M. Gérard Cornu attire l'attention de M. le ministre de l'économie, de l'industrie et du numérique sur le rapport de l'Observatoire des délais de paiement qui lui a été récemment remis.
Il en ressort que si les délais de paiement légaux entre clients et fournisseurs étaient respectés - soixante jours aux termes de la loi n° 2008-776 du 4 août 2008 de modernisation de l'économie (dite LME), la trésorerie qui serait libérée, dans l'hypothèse d'un strict respect de la loi, est estimée à 12 milliards d'euros. Ventilée par taille, cette différence représente des transferts de trésorerie importants entre catégories d'entreprises. Le transfert s'effectuerait en faveur des PME pour 16 milliards d'euros et des entreprises de taille intermédiaire (ETI) pour quatre milliards, alors que les grandes entreprises, les sociétés financières et la sphère publique se verraient, elles, amputées de huit milliards d'euros.
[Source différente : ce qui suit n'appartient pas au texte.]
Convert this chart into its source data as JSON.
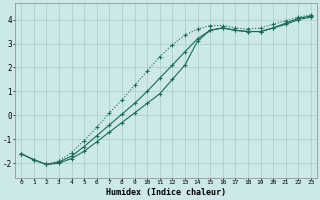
{
  "xlabel": "Humidex (Indice chaleur)",
  "bg_color": "#cce8e8",
  "grid_color": "#aacccc",
  "line_color": "#1a6b5a",
  "xlim": [
    -0.5,
    23.5
  ],
  "ylim": [
    -2.6,
    4.7
  ],
  "x_ticks": [
    0,
    1,
    2,
    3,
    4,
    5,
    6,
    7,
    8,
    9,
    10,
    11,
    12,
    13,
    14,
    15,
    16,
    17,
    18,
    19,
    20,
    21,
    22,
    23
  ],
  "y_ticks": [
    -2,
    -1,
    0,
    1,
    2,
    3,
    4
  ],
  "line1_x": [
    0,
    1,
    2,
    3,
    4,
    5,
    6,
    7,
    8,
    9,
    10,
    11,
    12,
    13,
    14,
    15,
    16,
    17,
    18,
    19,
    20,
    21,
    22,
    23
  ],
  "line1_y": [
    -1.6,
    -1.85,
    -2.05,
    -2.0,
    -1.8,
    -1.5,
    -1.1,
    -0.7,
    -0.3,
    0.1,
    0.5,
    0.9,
    1.5,
    2.1,
    3.1,
    3.55,
    3.65,
    3.55,
    3.5,
    3.5,
    3.65,
    3.8,
    4.0,
    4.1
  ],
  "line2_x": [
    0,
    1,
    2,
    3,
    4,
    5,
    6,
    7,
    8,
    9,
    10,
    11,
    12,
    13,
    14,
    15,
    16,
    17,
    18,
    19,
    20,
    21,
    22,
    23
  ],
  "line2_y": [
    -1.6,
    -1.85,
    -2.05,
    -1.95,
    -1.7,
    -1.3,
    -0.85,
    -0.4,
    0.05,
    0.5,
    1.0,
    1.55,
    2.1,
    2.65,
    3.2,
    3.55,
    3.65,
    3.55,
    3.5,
    3.5,
    3.65,
    3.85,
    4.05,
    4.15
  ],
  "line3_x": [
    0,
    1,
    2,
    3,
    4,
    5,
    6,
    7,
    8,
    9,
    10,
    11,
    12,
    13,
    14,
    15,
    16,
    17,
    18,
    19,
    20,
    21,
    22,
    23
  ],
  "line3_y": [
    -1.6,
    -1.85,
    -2.05,
    -1.9,
    -1.55,
    -1.05,
    -0.5,
    0.1,
    0.65,
    1.25,
    1.85,
    2.45,
    2.95,
    3.35,
    3.6,
    3.75,
    3.75,
    3.65,
    3.6,
    3.65,
    3.8,
    3.95,
    4.1,
    4.2
  ]
}
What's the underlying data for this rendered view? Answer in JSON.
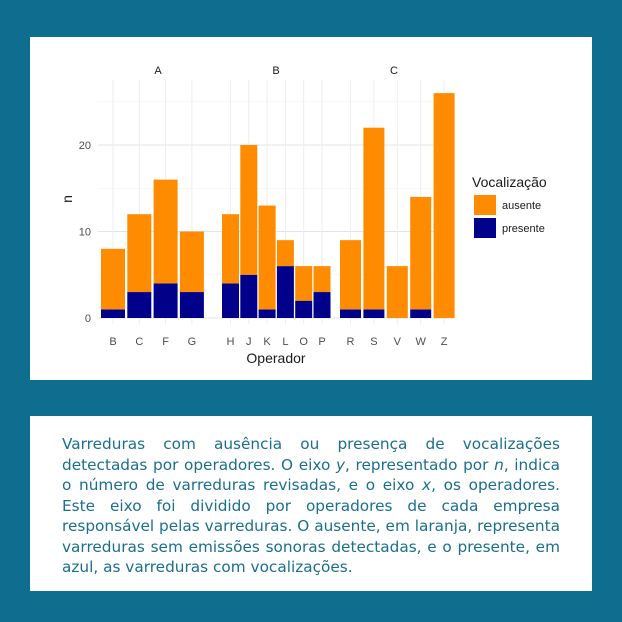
{
  "chart_data": {
    "type": "bar",
    "stacked": true,
    "ylabel": "n",
    "xlabel": "Operador",
    "ylim": [
      0,
      27
    ],
    "yticks": [
      0,
      10,
      20
    ],
    "grid": true,
    "legend": {
      "title": "Vocalização",
      "placement": "right",
      "items": [
        {
          "name": "ausente",
          "color": "#ff8c00"
        },
        {
          "name": "presente",
          "color": "#00008b"
        }
      ]
    },
    "facets": [
      {
        "label": "A",
        "categories": [
          "B",
          "C",
          "F",
          "G"
        ],
        "series": [
          {
            "name": "presente",
            "values": [
              1,
              3,
              4,
              3
            ]
          },
          {
            "name": "ausente",
            "values": [
              7,
              9,
              12,
              7
            ]
          }
        ]
      },
      {
        "label": "B",
        "categories": [
          "H",
          "J",
          "K",
          "L",
          "O",
          "P"
        ],
        "series": [
          {
            "name": "presente",
            "values": [
              4,
              5,
              1,
              6,
              2,
              3
            ]
          },
          {
            "name": "ausente",
            "values": [
              8,
              15,
              12,
              3,
              4,
              3
            ]
          }
        ]
      },
      {
        "label": "C",
        "categories": [
          "R",
          "S",
          "V",
          "W",
          "Z"
        ],
        "series": [
          {
            "name": "presente",
            "values": [
              1,
              1,
              0,
              1,
              0
            ]
          },
          {
            "name": "ausente",
            "values": [
              8,
              21,
              6,
              13,
              26
            ]
          }
        ]
      }
    ]
  },
  "caption": {
    "part1": "Varreduras com ausência ou presença de vocalizações detectadas por operadores. O eixo ",
    "y_symbol": "y",
    "part2": ", representado por ",
    "n_symbol": "n",
    "part3": ", indica o número de varreduras revisadas, e o eixo ",
    "x_symbol": "x",
    "part4": ", os operadores. Este eixo foi dividido por operadores de cada empresa responsável pelas varreduras. O ausente, em laranja, representa varreduras sem emissões sonoras detectadas, e o presente, em azul, as varreduras com vocalizações."
  }
}
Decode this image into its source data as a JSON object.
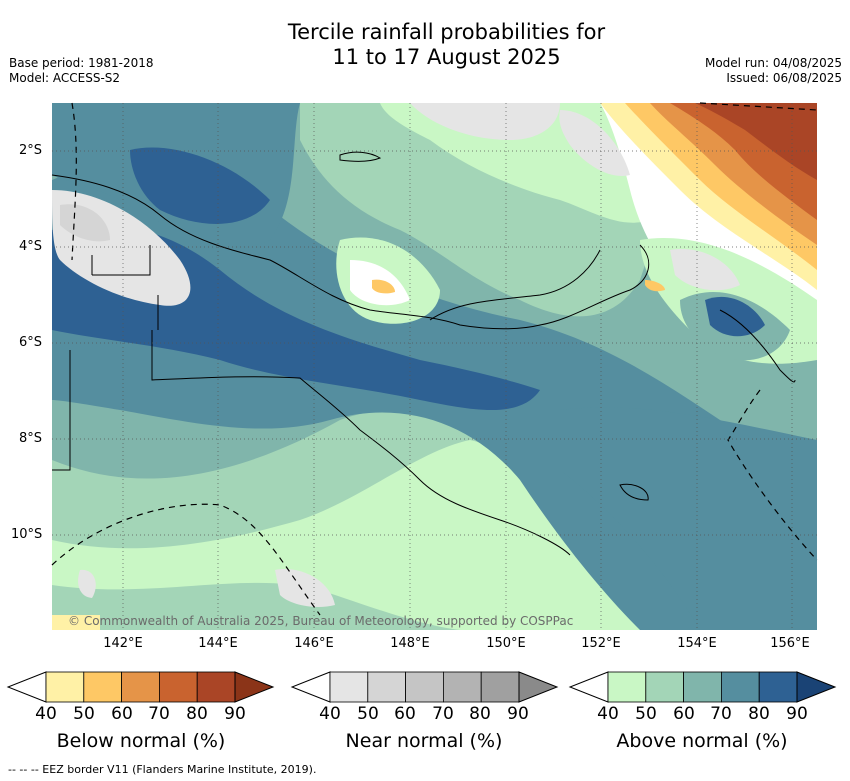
{
  "title_line1": "Tercile rainfall probabilities for",
  "title_line2": "11 to 17 August 2025",
  "base_period": "Base period: 1981-2018",
  "model": "Model: ACCESS-S2",
  "model_run": "Model run: 04/08/2025",
  "issued": "Issued: 06/08/2025",
  "lat_labels": [
    "2°S",
    "4°S",
    "6°S",
    "8°S",
    "10°S"
  ],
  "lon_labels": [
    "142°E",
    "144°E",
    "146°E",
    "148°E",
    "150°E",
    "152°E",
    "154°E",
    "156°E"
  ],
  "copyright": "© Commonwealth of Australia 2025, Bureau of Meteorology, supported by COSPPac",
  "legends": [
    {
      "title": "Below normal (%)",
      "ticks": [
        "40",
        "50",
        "60",
        "70",
        "80",
        "90"
      ],
      "colors": [
        "#fff1a6",
        "#fec865",
        "#e59448",
        "#c9632f",
        "#aa4526",
        "#8b3418"
      ]
    },
    {
      "title": "Near normal (%)",
      "ticks": [
        "40",
        "50",
        "60",
        "70",
        "80",
        "90"
      ],
      "colors": [
        "#e5e5e5",
        "#d5d5d5",
        "#c5c5c5",
        "#b3b3b3",
        "#a0a0a0",
        "#8a8a8a"
      ]
    },
    {
      "title": "Above normal (%)",
      "ticks": [
        "40",
        "50",
        "60",
        "70",
        "80",
        "90"
      ],
      "colors": [
        "#c9f7c5",
        "#a3d5b7",
        "#80b5ab",
        "#558e9f",
        "#2e6193",
        "#1a4375"
      ]
    }
  ],
  "eez_note": "--  --  -- EEZ border V11 (Flanders Marine Institute, 2019)."
}
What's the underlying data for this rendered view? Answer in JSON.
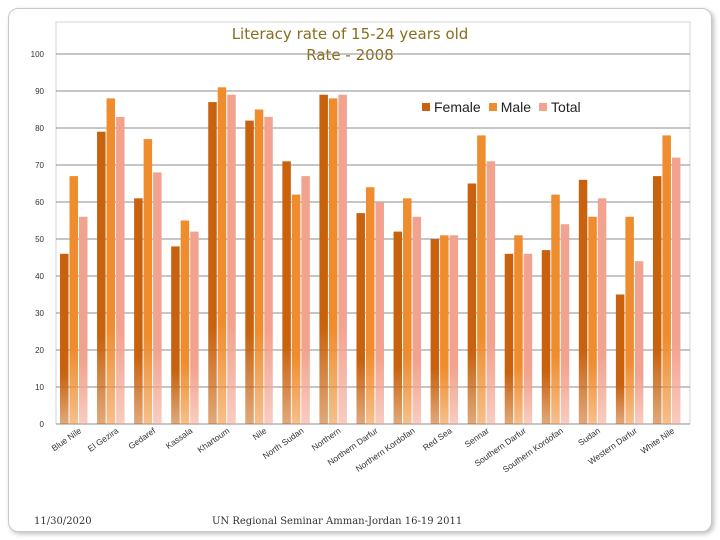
{
  "footer": {
    "date": "11/30/2020",
    "event": "UN Regional Seminar  Amman-Jordan 16-19 2011"
  },
  "colors": {
    "female": "#c8620f",
    "male": "#ef8c2e",
    "total": "#f2a38f",
    "grid": "#8c8c8c",
    "title": "#8a6d1e"
  },
  "chart_data": {
    "type": "bar",
    "title": "Literacy rate of 15-24 years old",
    "subtitle": "Rate - 2008",
    "xlabel": "",
    "ylabel": "",
    "ylim": [
      0,
      100
    ],
    "yticks": [
      0,
      10,
      20,
      30,
      40,
      50,
      60,
      70,
      80,
      90,
      100
    ],
    "grid": true,
    "legend_position": "top-right",
    "categories": [
      "Blue Nile",
      "El Gezira",
      "Gedaref",
      "Kassala",
      "Khartoum",
      "Nile",
      "North Sudan",
      "Northern",
      "Northern Darfur",
      "Northern Kordofan",
      "Red Sea",
      "Sennar",
      "Southern Darfur",
      "Southern Kordofan",
      "Sudan",
      "Western Darfur",
      "White Nile"
    ],
    "series": [
      {
        "name": "Female",
        "values": [
          46,
          79,
          61,
          48,
          87,
          82,
          71,
          89,
          57,
          52,
          50,
          65,
          46,
          47,
          66,
          35,
          67
        ]
      },
      {
        "name": "Male",
        "values": [
          67,
          88,
          77,
          55,
          91,
          85,
          62,
          88,
          64,
          61,
          51,
          78,
          51,
          62,
          56,
          56,
          78
        ]
      },
      {
        "name": "Total",
        "values": [
          56,
          83,
          68,
          52,
          89,
          83,
          67,
          89,
          60,
          56,
          51,
          71,
          46,
          54,
          61,
          44,
          72
        ]
      }
    ]
  }
}
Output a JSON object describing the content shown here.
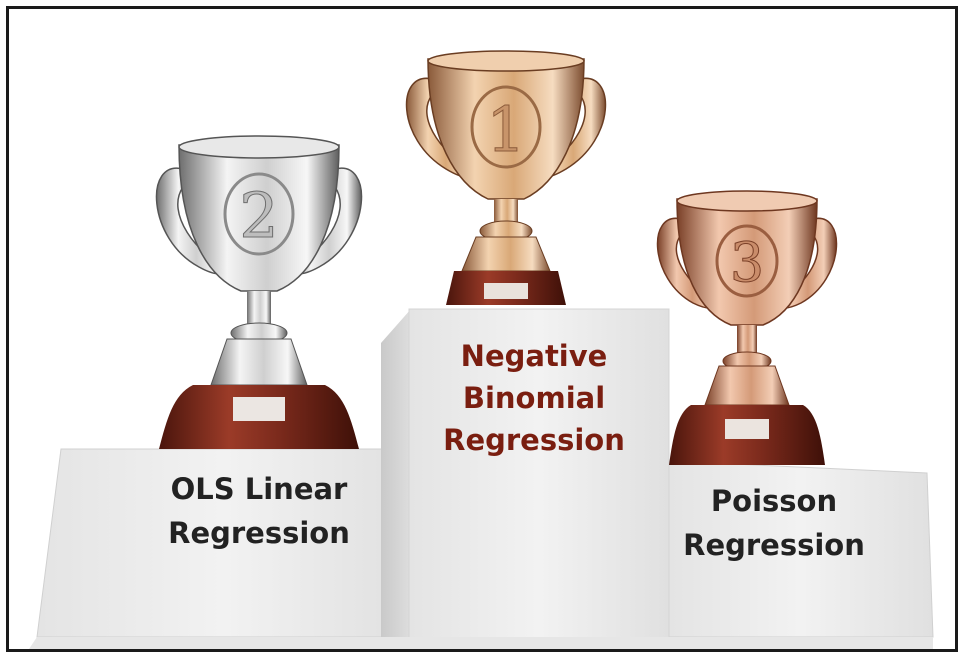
{
  "podium": {
    "first": {
      "trophy_number": "1",
      "label_lines": [
        "Negative",
        "Binomial",
        "Regression"
      ]
    },
    "second": {
      "trophy_number": "2",
      "label_lines": [
        "OLS Linear",
        "Regression"
      ]
    },
    "third": {
      "trophy_number": "3",
      "label_lines": [
        "Poisson",
        "Regression"
      ]
    }
  },
  "colors": {
    "first_label": "#7a1e10",
    "side_labels": "#222222",
    "gold": "#d9a877",
    "silver": "#cfcfcf",
    "bronze": "#d49a78",
    "base": "#7b2a1c"
  }
}
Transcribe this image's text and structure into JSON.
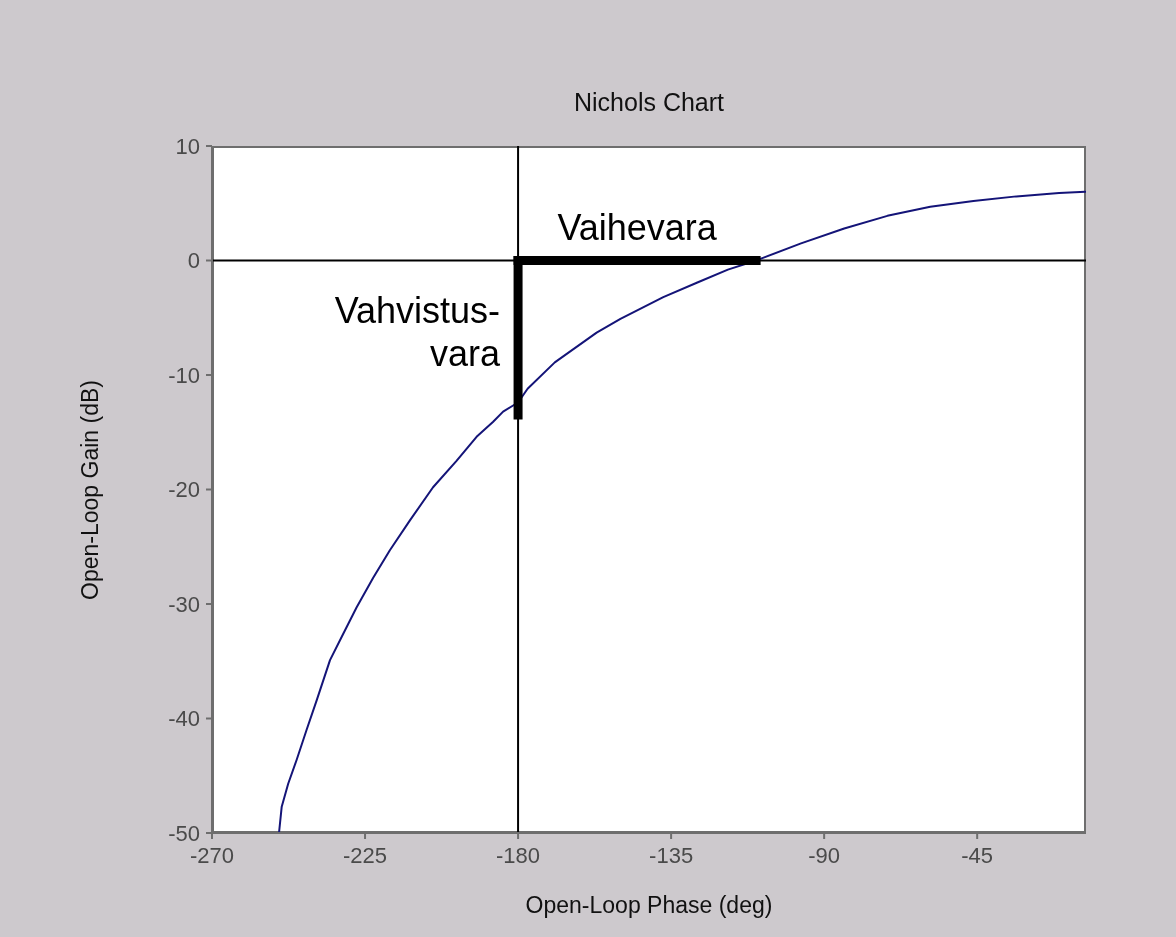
{
  "chart_data": {
    "type": "line",
    "title": "Nichols Chart",
    "xlabel": "Open-Loop Phase (deg)",
    "ylabel": "Open-Loop Gain (dB)",
    "xlim": [
      -270,
      -13
    ],
    "xticks": [
      -270,
      -225,
      -180,
      -135,
      -90,
      -45
    ],
    "ylim": [
      -50,
      10
    ],
    "yticks": [
      -50,
      -40,
      -30,
      -20,
      -10,
      0,
      10
    ],
    "series": [
      {
        "color": "#141478",
        "x": [
          -250.3,
          -249.5,
          -247.6,
          -245.1,
          -242.2,
          -239.2,
          -235.3,
          -231.4,
          -227.5,
          -222.6,
          -217.7,
          -211.8,
          -205.0,
          -198.1,
          -192.2,
          -187.4,
          -184.4,
          -180.0,
          -177.2,
          -169.2,
          -156.9,
          -149.9,
          -137.3,
          -127.1,
          -118.3,
          -110.0,
          -96.8,
          -84.1,
          -71.4,
          -58.8,
          -46.1,
          -33.5,
          -20.9,
          -13.2
        ],
        "values": [
          -50,
          -47.7,
          -45.7,
          -43.6,
          -41.0,
          -38.4,
          -34.9,
          -32.6,
          -30.3,
          -27.7,
          -25.3,
          -22.7,
          -19.8,
          -17.5,
          -15.4,
          -14.1,
          -13.2,
          -12.4,
          -11.2,
          -8.9,
          -6.3,
          -5.1,
          -3.2,
          -1.9,
          -0.8,
          0,
          1.5,
          2.8,
          3.9,
          4.7,
          5.2,
          5.6,
          5.9,
          6.0
        ]
      },
      {
        "name": "Vaihevara",
        "color": "#000000",
        "x": [
          -180,
          -110
        ],
        "values": [
          0,
          0
        ]
      },
      {
        "name": "Vahvistus-\nvara",
        "color": "#000000",
        "x": [
          -180,
          -180
        ],
        "values": [
          0,
          -13.5
        ]
      }
    ],
    "ref_lines": [
      {
        "axis": "x",
        "value": -180,
        "color": "#000000"
      },
      {
        "axis": "y",
        "value": 0,
        "color": "#000000"
      }
    ]
  }
}
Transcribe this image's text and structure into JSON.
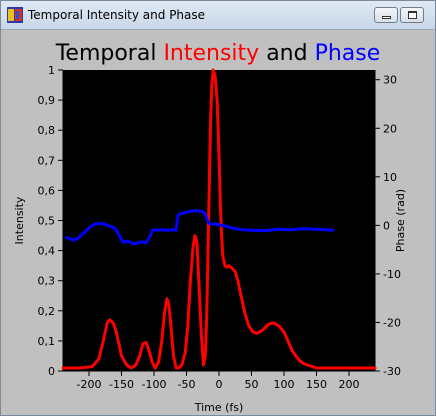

Le manque à gagner en termes de trésorerie dont sont victimes les PME est colossal.
Ces retards s'expliquent par le rapport de force qui joue en faveur des grandes entreprises clientes, dont un grand nombre ont d'ailleurs intégré le fait de payer avec retard leurs fournisseurs dans leur fonctionnement comptable. Plus d'une grande entreprise sur deux règle ses fournisseurs avec retard, et les retards supérieurs à deux mois sont proportionnellement deux fois plus nombreux chez les grandes entreprises que chez les PME, révèle le rapport de l'Observatoire.
De tels comportements ont été très longtemps tolérés, même si les délais ont singulièrement baissé ces sept dernières années, en particulier grâce à la loi LME de 2008.
Cependant, 32 % des entreprises ont toujours un délai moyen de paiement supérieur au délai légal de soixante jours, alors même que cette situation peut être délétère pour les entreprises victimes. Le cabinet Altares, qui étudie de près les délais de paiement, estime que le risque de faire faillite pour une entreprise est multiplié par six à partir de trente jours de retard de paiement. La construction fait partie des secteurs d'activité les plus touchés par le phénomène, de même que les activités de soutien aux entreprises (conseil, avocats, experts-comptables…), souvent considérées comme secondaires.
Il souhaiterait connaître les actions qu'envisage le Gouvernement pour remédier à ces retards persistants très dommageables à l'économie, spécialement aux PME et TPE (très petites entreprises).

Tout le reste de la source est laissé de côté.